Let $X\cup_f Y$ be an adjunction space. Let $q:X\coprod Y \rightarrow X\cup_f Y$ be the associated quotient map,
where $\sim$ is generated by $a\sim f(a)$ for all $a$.
Show that $q$ is injective.
My attempt:
Case 1: Let $(x_1,0),(x_2,0)$ ( I will write it as $x_1,x_2$) be in $X$. So $q(x_1)=q(x_2)\implies [x_1]=[x_2]$. Hence, $x_1\sim x_2$.
This means that there exists $a_1,a_2….,a_n$ in $X\coprod Y$ such that
$a_1=x_1$ and $a_n=x_2$ and for each $i=1,2,…,n-1$.
$a_iRa_{i+1}$ or $a_{i+1}Ra_i$ or $a_i=a_{i+1}$ $(*)$
Clearly, the first and second cases can't hold. Hence, $x_1=x_2$.
Case 2: Suppose $x\in X$ and $y\in Y\backslash A$, then clearly $x\neq y$. I must show that $[x]$ and $[y]$ are disjoint. This is clearly the case, since it contradicts all of the three cases in $*$.
Case 3: Suppose $x\in X$ and $y\in A$. Then clearly $x\neq y$.
The two other cases follows similarly.
Is my attempt correct?
Best Answer
$q$ is not necessarily injective on all of $X\sqcup Y$. In fact by definition $q(a) = q(f(a))$ for all $a \in A$, so $q$ is globally injective iff $A$ is empty. Your argument in case $3$ is not valid.

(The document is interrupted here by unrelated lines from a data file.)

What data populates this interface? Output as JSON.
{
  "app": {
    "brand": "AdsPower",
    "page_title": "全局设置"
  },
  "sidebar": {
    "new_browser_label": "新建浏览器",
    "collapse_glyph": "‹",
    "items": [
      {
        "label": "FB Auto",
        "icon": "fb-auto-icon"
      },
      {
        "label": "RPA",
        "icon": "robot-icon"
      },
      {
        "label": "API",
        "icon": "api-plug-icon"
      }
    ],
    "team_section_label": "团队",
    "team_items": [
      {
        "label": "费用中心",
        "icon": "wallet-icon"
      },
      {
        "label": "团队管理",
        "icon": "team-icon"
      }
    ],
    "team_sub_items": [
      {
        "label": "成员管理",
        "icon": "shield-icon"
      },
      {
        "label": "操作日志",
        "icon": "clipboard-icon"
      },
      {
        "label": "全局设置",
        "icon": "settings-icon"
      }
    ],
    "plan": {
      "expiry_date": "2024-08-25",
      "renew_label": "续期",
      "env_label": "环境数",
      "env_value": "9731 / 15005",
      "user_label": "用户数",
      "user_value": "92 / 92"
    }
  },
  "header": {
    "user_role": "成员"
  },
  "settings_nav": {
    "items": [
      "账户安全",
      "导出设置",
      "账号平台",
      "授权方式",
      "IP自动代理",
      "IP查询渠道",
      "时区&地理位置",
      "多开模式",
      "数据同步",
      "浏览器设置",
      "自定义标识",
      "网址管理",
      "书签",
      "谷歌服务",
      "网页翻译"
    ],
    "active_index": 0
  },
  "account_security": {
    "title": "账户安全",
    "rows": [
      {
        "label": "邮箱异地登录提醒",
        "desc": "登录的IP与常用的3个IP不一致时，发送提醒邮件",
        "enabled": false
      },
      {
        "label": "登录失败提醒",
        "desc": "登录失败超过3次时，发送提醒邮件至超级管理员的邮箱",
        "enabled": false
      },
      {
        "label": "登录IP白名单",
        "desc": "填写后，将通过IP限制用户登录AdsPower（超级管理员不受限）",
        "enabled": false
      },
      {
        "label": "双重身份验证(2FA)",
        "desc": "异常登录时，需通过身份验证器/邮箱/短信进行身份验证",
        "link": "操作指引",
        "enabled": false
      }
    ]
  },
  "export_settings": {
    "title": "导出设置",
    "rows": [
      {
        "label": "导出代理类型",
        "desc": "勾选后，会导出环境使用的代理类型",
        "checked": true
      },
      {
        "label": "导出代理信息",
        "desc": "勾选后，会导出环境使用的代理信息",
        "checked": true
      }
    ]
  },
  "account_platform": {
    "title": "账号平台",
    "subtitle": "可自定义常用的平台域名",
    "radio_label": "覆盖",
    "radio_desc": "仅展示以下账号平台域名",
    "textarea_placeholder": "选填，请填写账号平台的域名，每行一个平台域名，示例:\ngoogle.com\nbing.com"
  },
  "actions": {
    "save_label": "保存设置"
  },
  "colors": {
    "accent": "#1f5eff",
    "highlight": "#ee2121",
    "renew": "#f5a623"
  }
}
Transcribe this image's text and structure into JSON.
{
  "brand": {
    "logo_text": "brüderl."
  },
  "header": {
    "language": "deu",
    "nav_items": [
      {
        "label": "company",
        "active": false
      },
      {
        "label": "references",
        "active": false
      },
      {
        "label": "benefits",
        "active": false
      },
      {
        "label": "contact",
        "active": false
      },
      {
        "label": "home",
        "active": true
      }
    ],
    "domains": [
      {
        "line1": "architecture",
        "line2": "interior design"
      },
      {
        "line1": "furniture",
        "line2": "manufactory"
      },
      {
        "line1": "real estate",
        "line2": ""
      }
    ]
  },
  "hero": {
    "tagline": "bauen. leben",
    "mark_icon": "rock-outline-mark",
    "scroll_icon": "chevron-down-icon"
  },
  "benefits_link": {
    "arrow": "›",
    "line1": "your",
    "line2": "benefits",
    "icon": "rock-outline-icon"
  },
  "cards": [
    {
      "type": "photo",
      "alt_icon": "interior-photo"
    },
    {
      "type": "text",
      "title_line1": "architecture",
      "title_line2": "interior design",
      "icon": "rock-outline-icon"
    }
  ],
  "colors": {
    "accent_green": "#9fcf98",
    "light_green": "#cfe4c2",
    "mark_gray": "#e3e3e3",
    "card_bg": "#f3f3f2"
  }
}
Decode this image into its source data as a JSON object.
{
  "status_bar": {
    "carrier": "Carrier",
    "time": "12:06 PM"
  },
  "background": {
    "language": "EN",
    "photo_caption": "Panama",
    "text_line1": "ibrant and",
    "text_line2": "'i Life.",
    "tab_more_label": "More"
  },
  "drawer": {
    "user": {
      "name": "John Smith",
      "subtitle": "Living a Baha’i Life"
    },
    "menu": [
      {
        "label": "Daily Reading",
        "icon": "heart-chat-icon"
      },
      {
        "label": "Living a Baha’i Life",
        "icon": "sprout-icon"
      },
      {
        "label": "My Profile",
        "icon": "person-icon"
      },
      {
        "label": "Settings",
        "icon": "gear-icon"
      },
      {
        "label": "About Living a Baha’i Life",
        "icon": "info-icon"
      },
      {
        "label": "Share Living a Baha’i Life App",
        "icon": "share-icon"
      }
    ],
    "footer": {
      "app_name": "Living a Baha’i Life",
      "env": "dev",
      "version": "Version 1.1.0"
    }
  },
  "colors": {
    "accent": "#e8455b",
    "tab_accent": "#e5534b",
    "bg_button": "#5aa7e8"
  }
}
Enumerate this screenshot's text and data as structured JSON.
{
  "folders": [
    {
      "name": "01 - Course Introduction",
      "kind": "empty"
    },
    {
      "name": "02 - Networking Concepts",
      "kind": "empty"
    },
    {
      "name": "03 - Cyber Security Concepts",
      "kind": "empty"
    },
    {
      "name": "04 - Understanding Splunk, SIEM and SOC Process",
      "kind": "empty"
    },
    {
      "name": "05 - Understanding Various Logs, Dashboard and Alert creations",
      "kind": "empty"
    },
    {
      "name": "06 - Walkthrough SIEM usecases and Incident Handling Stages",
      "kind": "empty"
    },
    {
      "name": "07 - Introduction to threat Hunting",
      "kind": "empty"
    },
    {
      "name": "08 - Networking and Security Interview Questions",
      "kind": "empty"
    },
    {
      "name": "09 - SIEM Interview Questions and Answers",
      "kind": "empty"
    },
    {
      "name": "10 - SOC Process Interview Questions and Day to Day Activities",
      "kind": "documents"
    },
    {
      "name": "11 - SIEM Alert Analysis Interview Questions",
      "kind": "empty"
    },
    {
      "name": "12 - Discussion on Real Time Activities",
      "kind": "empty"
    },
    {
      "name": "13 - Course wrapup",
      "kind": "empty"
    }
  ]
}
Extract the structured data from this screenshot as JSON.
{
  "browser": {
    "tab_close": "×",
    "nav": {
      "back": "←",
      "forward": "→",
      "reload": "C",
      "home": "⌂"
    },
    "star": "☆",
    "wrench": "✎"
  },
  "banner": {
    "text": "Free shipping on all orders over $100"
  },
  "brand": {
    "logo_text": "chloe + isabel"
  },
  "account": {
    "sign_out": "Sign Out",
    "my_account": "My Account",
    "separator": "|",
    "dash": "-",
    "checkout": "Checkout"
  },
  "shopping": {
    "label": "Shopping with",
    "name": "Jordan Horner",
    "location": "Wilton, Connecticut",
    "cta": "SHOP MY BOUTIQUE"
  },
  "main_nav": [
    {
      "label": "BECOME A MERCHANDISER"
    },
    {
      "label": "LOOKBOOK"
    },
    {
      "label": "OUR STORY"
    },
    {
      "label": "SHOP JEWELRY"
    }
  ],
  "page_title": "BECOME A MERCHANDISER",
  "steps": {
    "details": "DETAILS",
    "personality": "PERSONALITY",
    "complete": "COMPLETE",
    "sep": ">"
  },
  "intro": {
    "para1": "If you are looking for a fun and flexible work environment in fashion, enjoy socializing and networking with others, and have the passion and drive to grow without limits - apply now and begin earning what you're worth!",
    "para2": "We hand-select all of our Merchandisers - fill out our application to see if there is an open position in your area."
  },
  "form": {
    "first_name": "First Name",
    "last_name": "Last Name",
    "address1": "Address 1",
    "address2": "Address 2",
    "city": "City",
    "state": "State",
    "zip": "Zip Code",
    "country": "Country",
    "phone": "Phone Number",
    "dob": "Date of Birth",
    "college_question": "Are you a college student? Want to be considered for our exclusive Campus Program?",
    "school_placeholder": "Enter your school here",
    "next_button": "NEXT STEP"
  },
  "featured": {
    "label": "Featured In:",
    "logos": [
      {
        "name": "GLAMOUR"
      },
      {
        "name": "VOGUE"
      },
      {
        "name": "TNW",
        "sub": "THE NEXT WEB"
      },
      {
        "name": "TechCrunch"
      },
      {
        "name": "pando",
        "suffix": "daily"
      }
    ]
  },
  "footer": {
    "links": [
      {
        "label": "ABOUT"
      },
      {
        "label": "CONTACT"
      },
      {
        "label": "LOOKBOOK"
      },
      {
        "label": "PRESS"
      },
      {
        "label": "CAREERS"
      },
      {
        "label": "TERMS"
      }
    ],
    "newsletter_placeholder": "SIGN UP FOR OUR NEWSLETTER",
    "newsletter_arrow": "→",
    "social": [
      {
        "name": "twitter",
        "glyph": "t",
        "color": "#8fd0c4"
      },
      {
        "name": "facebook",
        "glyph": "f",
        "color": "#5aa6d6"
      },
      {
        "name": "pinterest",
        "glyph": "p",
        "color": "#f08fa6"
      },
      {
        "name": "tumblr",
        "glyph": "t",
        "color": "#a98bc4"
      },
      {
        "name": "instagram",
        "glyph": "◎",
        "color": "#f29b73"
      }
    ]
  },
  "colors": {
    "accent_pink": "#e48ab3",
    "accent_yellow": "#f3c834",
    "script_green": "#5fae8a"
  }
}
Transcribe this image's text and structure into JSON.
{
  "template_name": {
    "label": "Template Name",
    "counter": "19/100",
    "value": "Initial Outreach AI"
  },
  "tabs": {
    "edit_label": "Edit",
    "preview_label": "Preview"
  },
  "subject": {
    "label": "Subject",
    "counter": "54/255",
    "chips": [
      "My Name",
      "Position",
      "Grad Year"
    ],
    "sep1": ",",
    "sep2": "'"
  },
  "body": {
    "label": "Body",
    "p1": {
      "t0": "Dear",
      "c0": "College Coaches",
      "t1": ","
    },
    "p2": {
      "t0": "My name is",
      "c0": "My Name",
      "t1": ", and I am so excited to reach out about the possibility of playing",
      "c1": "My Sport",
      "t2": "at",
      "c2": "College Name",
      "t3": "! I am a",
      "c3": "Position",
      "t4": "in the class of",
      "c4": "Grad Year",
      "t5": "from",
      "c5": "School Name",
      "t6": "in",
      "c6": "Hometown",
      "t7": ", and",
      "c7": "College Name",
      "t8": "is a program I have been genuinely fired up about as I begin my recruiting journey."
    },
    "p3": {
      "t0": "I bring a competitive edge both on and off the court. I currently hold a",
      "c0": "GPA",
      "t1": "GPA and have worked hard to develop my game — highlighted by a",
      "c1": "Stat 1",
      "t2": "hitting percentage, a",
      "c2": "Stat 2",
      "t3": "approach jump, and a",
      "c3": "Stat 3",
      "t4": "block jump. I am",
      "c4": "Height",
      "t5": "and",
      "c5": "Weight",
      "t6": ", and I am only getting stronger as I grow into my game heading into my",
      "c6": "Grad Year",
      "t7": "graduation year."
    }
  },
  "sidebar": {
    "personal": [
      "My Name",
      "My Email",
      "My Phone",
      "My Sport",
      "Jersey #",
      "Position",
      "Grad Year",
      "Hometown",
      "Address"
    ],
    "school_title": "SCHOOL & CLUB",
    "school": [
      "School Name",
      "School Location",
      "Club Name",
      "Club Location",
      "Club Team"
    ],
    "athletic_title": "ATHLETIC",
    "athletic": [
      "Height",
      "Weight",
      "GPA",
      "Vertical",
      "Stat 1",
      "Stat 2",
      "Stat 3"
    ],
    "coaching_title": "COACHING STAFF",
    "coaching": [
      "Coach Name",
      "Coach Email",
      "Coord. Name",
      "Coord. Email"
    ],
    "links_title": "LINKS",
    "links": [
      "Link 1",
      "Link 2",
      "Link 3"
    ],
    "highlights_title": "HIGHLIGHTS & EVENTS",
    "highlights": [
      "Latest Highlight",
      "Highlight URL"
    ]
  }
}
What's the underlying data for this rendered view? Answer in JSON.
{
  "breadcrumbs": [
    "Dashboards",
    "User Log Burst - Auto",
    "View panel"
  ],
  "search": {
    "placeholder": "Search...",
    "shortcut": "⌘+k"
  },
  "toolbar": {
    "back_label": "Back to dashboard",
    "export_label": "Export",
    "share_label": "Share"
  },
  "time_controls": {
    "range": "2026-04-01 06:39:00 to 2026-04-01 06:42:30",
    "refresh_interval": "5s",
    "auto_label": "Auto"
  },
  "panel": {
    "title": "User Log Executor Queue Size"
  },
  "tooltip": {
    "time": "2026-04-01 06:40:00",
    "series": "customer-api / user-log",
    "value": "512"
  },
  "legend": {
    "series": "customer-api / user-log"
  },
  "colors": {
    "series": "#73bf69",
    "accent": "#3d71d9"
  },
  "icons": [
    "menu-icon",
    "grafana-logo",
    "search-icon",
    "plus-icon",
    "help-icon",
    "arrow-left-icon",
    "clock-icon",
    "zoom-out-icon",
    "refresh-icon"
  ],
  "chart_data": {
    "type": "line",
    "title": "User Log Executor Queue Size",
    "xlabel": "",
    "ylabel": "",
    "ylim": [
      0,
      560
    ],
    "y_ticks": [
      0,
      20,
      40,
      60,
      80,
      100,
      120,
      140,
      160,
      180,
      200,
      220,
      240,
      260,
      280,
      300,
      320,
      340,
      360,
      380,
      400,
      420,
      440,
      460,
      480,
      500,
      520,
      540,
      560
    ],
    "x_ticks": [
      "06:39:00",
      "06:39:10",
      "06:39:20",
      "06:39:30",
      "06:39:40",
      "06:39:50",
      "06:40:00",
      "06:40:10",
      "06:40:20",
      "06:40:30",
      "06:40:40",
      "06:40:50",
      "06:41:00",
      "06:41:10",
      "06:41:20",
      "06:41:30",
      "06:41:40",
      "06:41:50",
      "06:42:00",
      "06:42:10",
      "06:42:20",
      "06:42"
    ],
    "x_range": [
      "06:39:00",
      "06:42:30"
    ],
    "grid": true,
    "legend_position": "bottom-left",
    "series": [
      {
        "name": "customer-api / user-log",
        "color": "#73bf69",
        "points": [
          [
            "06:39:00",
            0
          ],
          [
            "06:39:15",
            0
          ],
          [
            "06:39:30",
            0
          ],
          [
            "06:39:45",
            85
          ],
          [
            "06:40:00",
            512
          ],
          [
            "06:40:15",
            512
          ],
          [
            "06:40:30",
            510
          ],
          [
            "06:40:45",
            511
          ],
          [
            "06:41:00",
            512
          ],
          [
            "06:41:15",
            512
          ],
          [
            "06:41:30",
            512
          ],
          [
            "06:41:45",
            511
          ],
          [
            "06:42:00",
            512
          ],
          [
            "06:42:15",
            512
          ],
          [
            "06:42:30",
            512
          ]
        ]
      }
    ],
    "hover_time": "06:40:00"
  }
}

I think you have the right idea for Case 1 but I would get rid of the "clearly"s as follows. Let's say a "trivial relation" is one of the form $p\sim p$ and an "atomic relation" is one of the form $a\sim f(a)$ for $a\in A$; then every relation $p\sim p'$ which isn't trivial can be written as a sequence of atomic relations. Suppose now that $x\sim x'$ for $x \neq x' \in X$. Since there are no atomic relations between elements of $X$ or between elements of $Y$, there must be a sequence $$x = x_1\sim a_1 \sim x_2 \sim \dots a_n \sim x_n = x'$$ alternating between elements of $X$ and $A$. But for $1\leq i < n$ we would have $x_i \sim a_i \sim x_{i+1}$ and so $x_i = f(a_i) = x_{i+1}$, where we're implicitly using the fact that $f$ is well-defined. It follows that we must have $x = x'$. (I think this argument is basically the same as what you were going for, this is just the way it makes sense to me.)
By a similar argument you can prove that $q$ is injective on $Y$ iff $f$ is injective, since the function $f^{-1}\colon im(f) \to A$ would be well-defined. (But still $q$ cannot be injective on all of $X\sqcup Y$ unless $A$ is empty.)